## Background

I work in a subfield of computability theory called algorithmic randomness. We have been using martingales as long as probability theory (going back to work of von Mises). However, since algorithmic randomness is often about sequences of $0$s and $1$s, the martingales are usually dyadic martingales. Also they are usually nonnegative. We've developed our our terminology and tricks separately from probability theory.

## The savings property

A common transformation in algorithmic randomness is called the "savings trick" or "savings property". The main idea is that the gambler saves all but one dollar of her money and bets with the rest using the strategy of the original martingale.

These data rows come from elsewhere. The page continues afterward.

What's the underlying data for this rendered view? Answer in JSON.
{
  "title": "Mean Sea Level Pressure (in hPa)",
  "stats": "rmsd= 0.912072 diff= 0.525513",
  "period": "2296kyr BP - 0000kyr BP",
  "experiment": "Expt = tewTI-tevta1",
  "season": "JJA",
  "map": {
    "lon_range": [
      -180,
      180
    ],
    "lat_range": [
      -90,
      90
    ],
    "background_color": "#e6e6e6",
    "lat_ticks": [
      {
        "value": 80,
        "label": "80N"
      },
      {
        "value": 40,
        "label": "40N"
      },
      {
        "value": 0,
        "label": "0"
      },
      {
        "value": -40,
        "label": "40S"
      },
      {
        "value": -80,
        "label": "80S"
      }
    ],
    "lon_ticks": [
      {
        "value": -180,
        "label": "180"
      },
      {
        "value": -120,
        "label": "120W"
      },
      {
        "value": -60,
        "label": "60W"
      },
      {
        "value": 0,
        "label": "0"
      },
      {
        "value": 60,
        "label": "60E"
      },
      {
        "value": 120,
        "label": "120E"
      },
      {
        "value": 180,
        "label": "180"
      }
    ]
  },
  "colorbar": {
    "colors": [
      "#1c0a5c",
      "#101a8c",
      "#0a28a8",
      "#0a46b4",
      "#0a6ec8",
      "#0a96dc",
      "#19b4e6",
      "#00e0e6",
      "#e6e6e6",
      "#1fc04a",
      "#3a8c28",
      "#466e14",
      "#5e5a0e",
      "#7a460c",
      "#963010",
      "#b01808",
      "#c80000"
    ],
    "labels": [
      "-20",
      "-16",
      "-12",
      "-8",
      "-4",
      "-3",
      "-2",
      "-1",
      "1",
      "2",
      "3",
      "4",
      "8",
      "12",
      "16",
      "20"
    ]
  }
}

More formally, if $(M_n)$ is a nonnegative martingale, consider the two processes defined recursively as follows (here $N_n$ is the new martingale and $L_n$ is the "savings account").

- $N_0=M_0+1, \quad L_0=0$,
- $\displaystyle{N_{n+1}=N_n+(M_{n+1}-M_n)\cdot \frac{N_n-L_n}{M_n+1}}, \quad L_{n+1}=\max \{N_{n+1}-1,L_n\}$

It can be shown that

- $N_n$ is a nonnegative martingale.
- $\limsup_n M_n = \infty$ iff $\lim_n N_n = \infty$.
- $N_n$ is uniformly integrable, and hence $N_n = \mathbb{E}[X\mid \mathcal {G}_n]$ for some integrable $X$.
~~(I think it is true that...) if $d\mathbb{Q} = X\, d\mathbb{P}$ then there is a modulus of absolute continuity for $\mathbb {Q} \ll \mathbb{P}$ that depends only on the filtered probability space $(\Omega, \mathcal{B}, \mathbb{P}, (\mathcal{G}_n))$.~~

## My question

Is there anything like this in probability theory? Namely a martingale transformation that takes in a nonnegative martingale and returns a new martingale satisfying (1) through (3)

~~(or (1) through (4))~~.

I am hoping to find something similar to the one above, but that is cleaner and easier to work with, or just more studied.